La scienza ci insegna che ogni fatto che accade è collegato ad una causa precedente e le così dette “crisi” sono una dinamica che lei conosce molto bene nel suo lavoro, spesso come reazione a qualcosa di nuovo ed inaspettato che non si riesce a comprendere e accettare; dietro a questa sentenza è ipotizzabile che sia emerso qualcosa di nuovo in modo dirompente che deve essere schiacciato?  
” E’ giusto definire questa sentenza “una crisi” perché significa considerare la violenza e la regressione non dati naturali e immodificabili ma momenti di una reazione malata e quindi modificabile. Tu dici reazione a “qualcosa di nuovo e inaspettato”, cosa può essere in questo caso? Una ipotesi: che sia la possibilità storica di emergenza di una nuova immagine femminile? Nuova rispetto alle streghe dell’alba della modernità, alle isteriche del ‘800, alle schizofreniche e anoressiche del ‘900, una donna ribelle ma non suicida, libera ma non dissociata, e consapevole dei propri diritti.
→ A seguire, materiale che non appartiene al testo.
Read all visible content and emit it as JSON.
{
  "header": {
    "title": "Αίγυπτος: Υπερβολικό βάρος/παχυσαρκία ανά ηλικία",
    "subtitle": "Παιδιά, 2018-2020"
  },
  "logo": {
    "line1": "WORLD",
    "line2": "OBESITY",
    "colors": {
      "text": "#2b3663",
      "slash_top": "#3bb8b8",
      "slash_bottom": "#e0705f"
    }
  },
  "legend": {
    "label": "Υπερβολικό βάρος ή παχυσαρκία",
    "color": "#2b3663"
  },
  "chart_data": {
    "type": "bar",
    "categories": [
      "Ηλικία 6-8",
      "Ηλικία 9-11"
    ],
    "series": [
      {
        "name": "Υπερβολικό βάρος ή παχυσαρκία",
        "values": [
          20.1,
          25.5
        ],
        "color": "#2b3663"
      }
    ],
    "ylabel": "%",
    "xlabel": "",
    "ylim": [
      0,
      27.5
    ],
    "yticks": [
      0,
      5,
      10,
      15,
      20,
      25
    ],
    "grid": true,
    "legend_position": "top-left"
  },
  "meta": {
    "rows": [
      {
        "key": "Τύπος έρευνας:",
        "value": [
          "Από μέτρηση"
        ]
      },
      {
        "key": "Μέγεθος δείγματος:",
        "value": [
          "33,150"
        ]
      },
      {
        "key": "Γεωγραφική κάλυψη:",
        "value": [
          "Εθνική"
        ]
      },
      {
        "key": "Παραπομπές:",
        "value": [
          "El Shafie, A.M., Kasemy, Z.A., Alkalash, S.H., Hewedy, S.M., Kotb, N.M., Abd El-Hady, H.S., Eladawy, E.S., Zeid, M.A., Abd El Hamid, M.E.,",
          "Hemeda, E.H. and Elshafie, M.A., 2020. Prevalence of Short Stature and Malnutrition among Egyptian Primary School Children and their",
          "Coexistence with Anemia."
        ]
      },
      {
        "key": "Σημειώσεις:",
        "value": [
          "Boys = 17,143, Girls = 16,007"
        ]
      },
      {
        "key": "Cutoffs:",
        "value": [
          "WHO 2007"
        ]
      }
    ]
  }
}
Ma non solo di quelli che sono chiamati i diritti umani cioè quelli di lavorare, di studiare, di fare sport, arte, scienza, di guidare, di votare, di scegliersi il partner eccetera, che sono stati pian piano, più o meno, qua e là, conquistati negli ultimi secoli e che propongono l’uguaglianza tra uomini e donne. Ma anche – è questo lo scandalo? – consapevole di quel diritto squisitamente femminile di procreare o non procreare. Come a dire che le donne possono godere degli stessi diritti degli uomini ma non possono pretendere di accampare un loro proprio diritto specifico, quello sul proprio corpo. Che ci sia l’angoscia che, lasciando alle donne questo diritto, la specie umano si estingua? Sembrano urlare: “Sono 12000 anni che l’uomo insemina e la terra fertile produce, non si può capovolgere il diktat dell’agricoltura!” Perché sarebbe come se la terra, che per loro è come la femmina, potesse decidere di rifiutare il seme che il contadino le mette dentro! E se invece ci fosse un’altra angoscia, quella prettamente maschile di colui che sente avvicinarsi la necessità di farsi, lui ora, inseminare o ingravidare da una “contadina”? Una donna nuova che, guarita dall’invidia della capacità di fecondare del pene, costringa ora l’uomo a guarire dalla sua invidia della capacità di generare dell’utero?”